Today's image begins our look at Ben's fascination with the indelible figure of baseball's integration, Jackie Robinson. A total of five paintings in the Unauthorized History of Baseball series feature Robinson, with this one reminding us of his roots in Pasadena (the home town that he happens to share with the Reliquary).
It depicts Jackie during his days at Pasadena Junior College (1937-39), as he continued his string of athletic accomplishments after reaching local prominence while attending Muir High School. As is often the case, Ben appropriates a portion of a team photo and gives it the requisite "orange crate" spin.
We should take this moment to remind you that Jackie was a shortstop at this time, a position he continued to play until 1946, when during his first spring training with the Dodgers he was shifted to second base.
Jackie would go on to UCLA in 1939, where he would become the school's first athlete to earn varsity letter in four sports (baseball, football, basketball and track). As we know, this would not be the last "first" for him as he moved inexorably toward a celebrated place in history.

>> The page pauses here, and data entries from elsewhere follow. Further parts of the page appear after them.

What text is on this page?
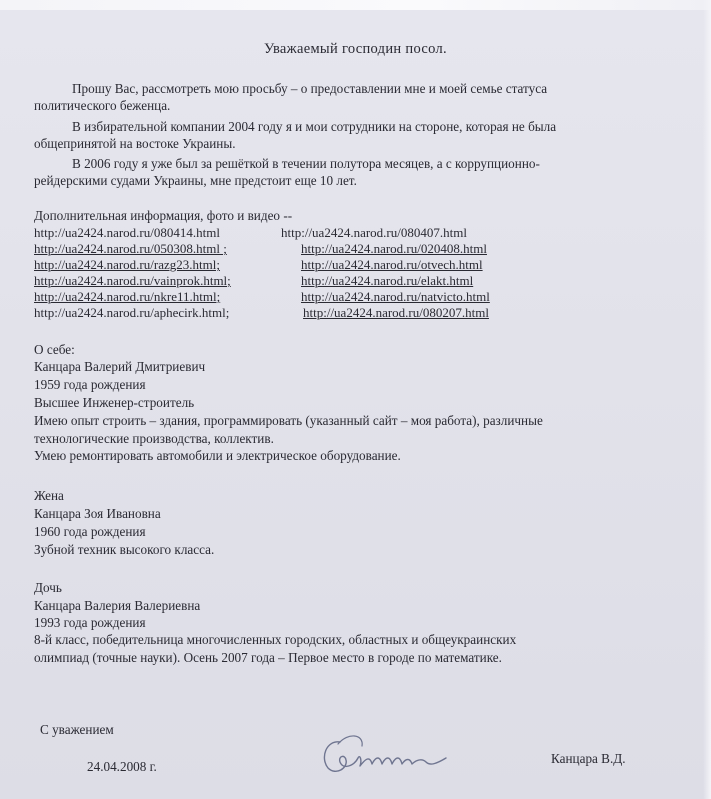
Уважаемый господин посол.
Прошу Вас, рассмотреть мою просьбу – о предоставлении мне и моей семье статуса
политического беженца.
В избирательной компании 2004 году я и мои сотрудники на стороне, которая не была
общепринятой на востоке Украины.
В 2006 году я уже был за решёткой в течении полутора месяцев, а с коррупционно-
рейдерскими судами Украины, мне предстоит еще 10 лет.
Дополнительная информация, фото и видео --
http://ua2424.narod.ru/080414.html	http://ua2424.narod.ru/080407.html
http://ua2424.narod.ru/050308.html ;	http://ua2424.narod.ru/020408.html
http://ua2424.narod.ru/razg23.html;	http://ua2424.narod.ru/otvech.html
http://ua2424.narod.ru/vainprok.html;	http://ua2424.narod.ru/elakt.html
http://ua2424.narod.ru/nkre11.html;	http://ua2424.narod.ru/natvicto.html
http://ua2424.narod.ru/aphecirk.html;	http://ua2424.narod.ru/080207.html
О себе:
Канцара Валерий Дмитриевич
1959 года рождения
Высшее Инженер-строитель
Имею опыт строить – здания, программировать (указанный сайт – моя работа), различные
технологические производства, коллектив.
Умею ремонтировать автомобили и электрическое оборудование.
Жена
Канцара Зоя Ивановна
1960 года рождения
Зубной техник высокого класса.
Дочь
Канцара Валерия Валериевна
1993 года рождения
8-й класс, победительница многочисленных городских, областных и общеукраинских
олимпиад (точные науки). Осень 2007 года – Первое место в городе по математике.
С уважением
24.04.2008 г.
Канцара В.Д.
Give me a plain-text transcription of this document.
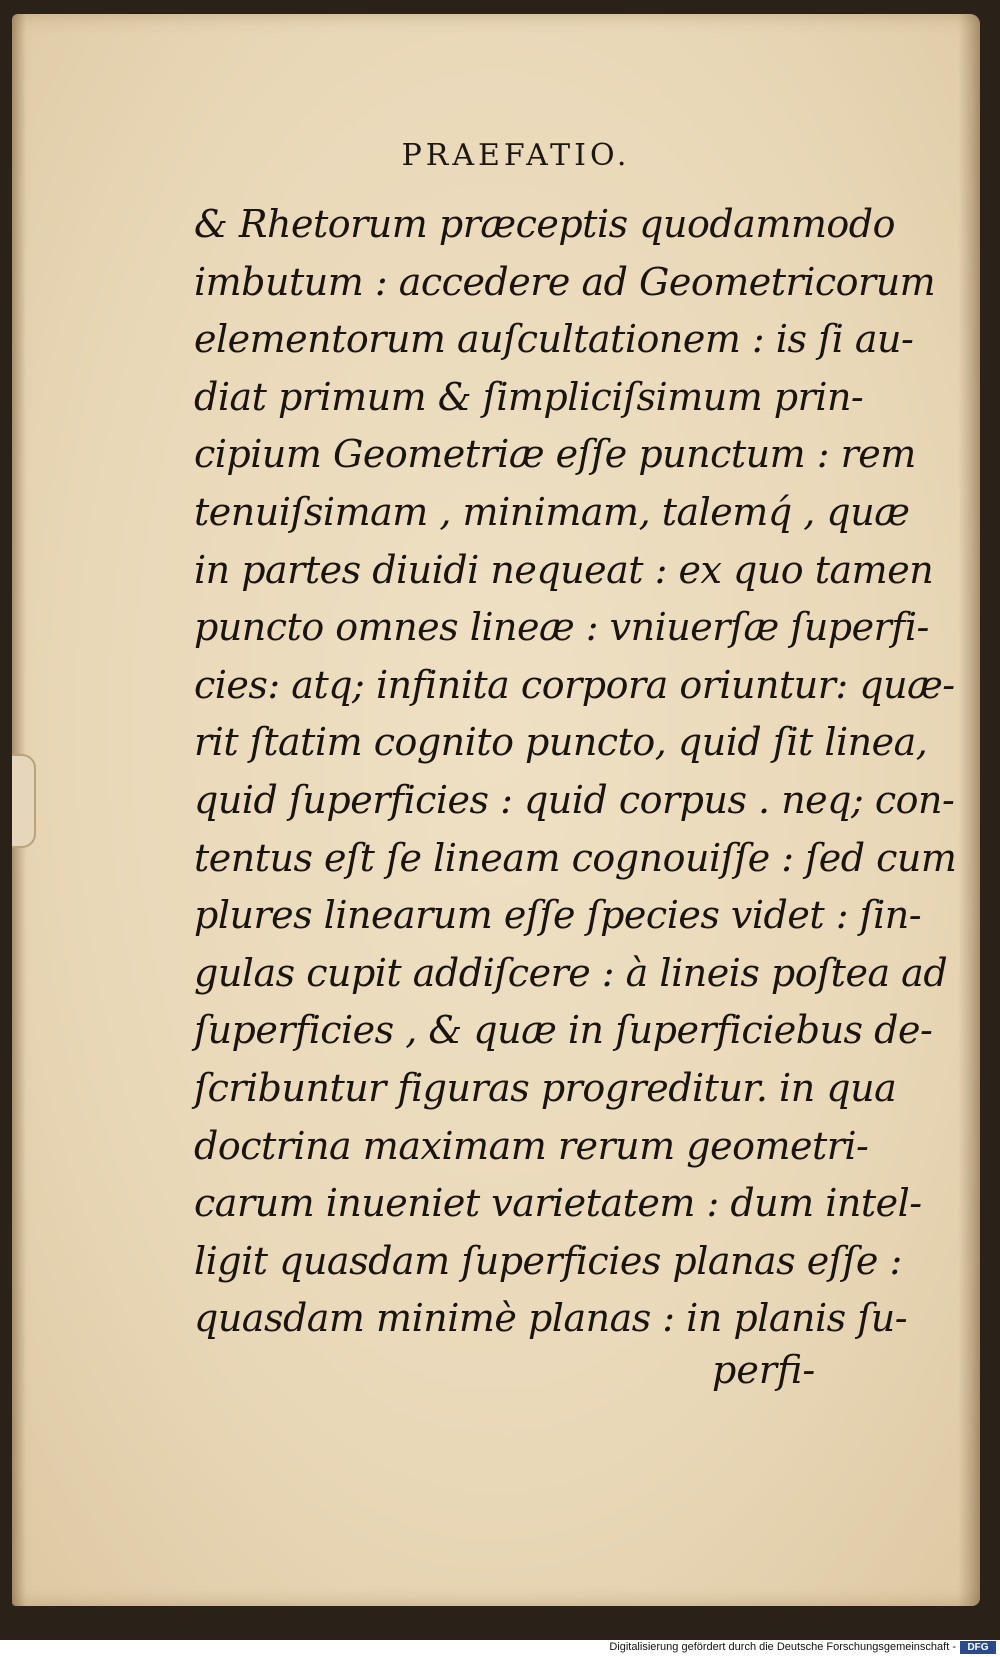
PRAEFATIO.
& Rhetorum præceptis quodammodo
imbutum : accedere ad Geometricorum
elementorum auſcultationem : is ſi au-
diat primum & ſimpliciſsimum prin-
cipium Geometriæ eſſe punctum : rem
tenuiſsimam , minimam, talemq́ , quæ
in partes diuidi nequeat : ex quo tamen
puncto omnes lineæ : vniuerſæ ſuperfi-
cies: atq; infinita corpora oriuntur: quæ-
rit ſtatim cognito puncto, quid ſit linea,
quid ſuperficies : quid corpus . neq; con-
tentus eſt ſe lineam cognouiſſe : ſed cum
plures linearum eſſe ſpecies videt : ſin-
gulas cupit addiſcere : à lineis poſtea ad
ſuperficies , & quæ in ſuperficiebus de-
ſcribuntur figuras progreditur. in qua
doctrina maximam rerum geometri-
carum inueniet varietatem : dum intel-
ligit quasdam ſuperficies planas eſſe :
quasdam minimè planas : in planis ſu-
perfi-
Digitalisierung gefördert durch die Deutsche Forschungsgemeinschaft -	DFG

Ben's image here is somewhat more unadorned that is often the case, a kind of "enforced primitivism" that lends the image an unusual immediacy. Though we see no instance of animosity or tension between the races here (the two white players flanking Jackie seem relaxed and accepting), Ben has retained the shadows found in the original snapshot that extend over the faces of the white players even though there is no light source similar to that which causes the shadows in the photo.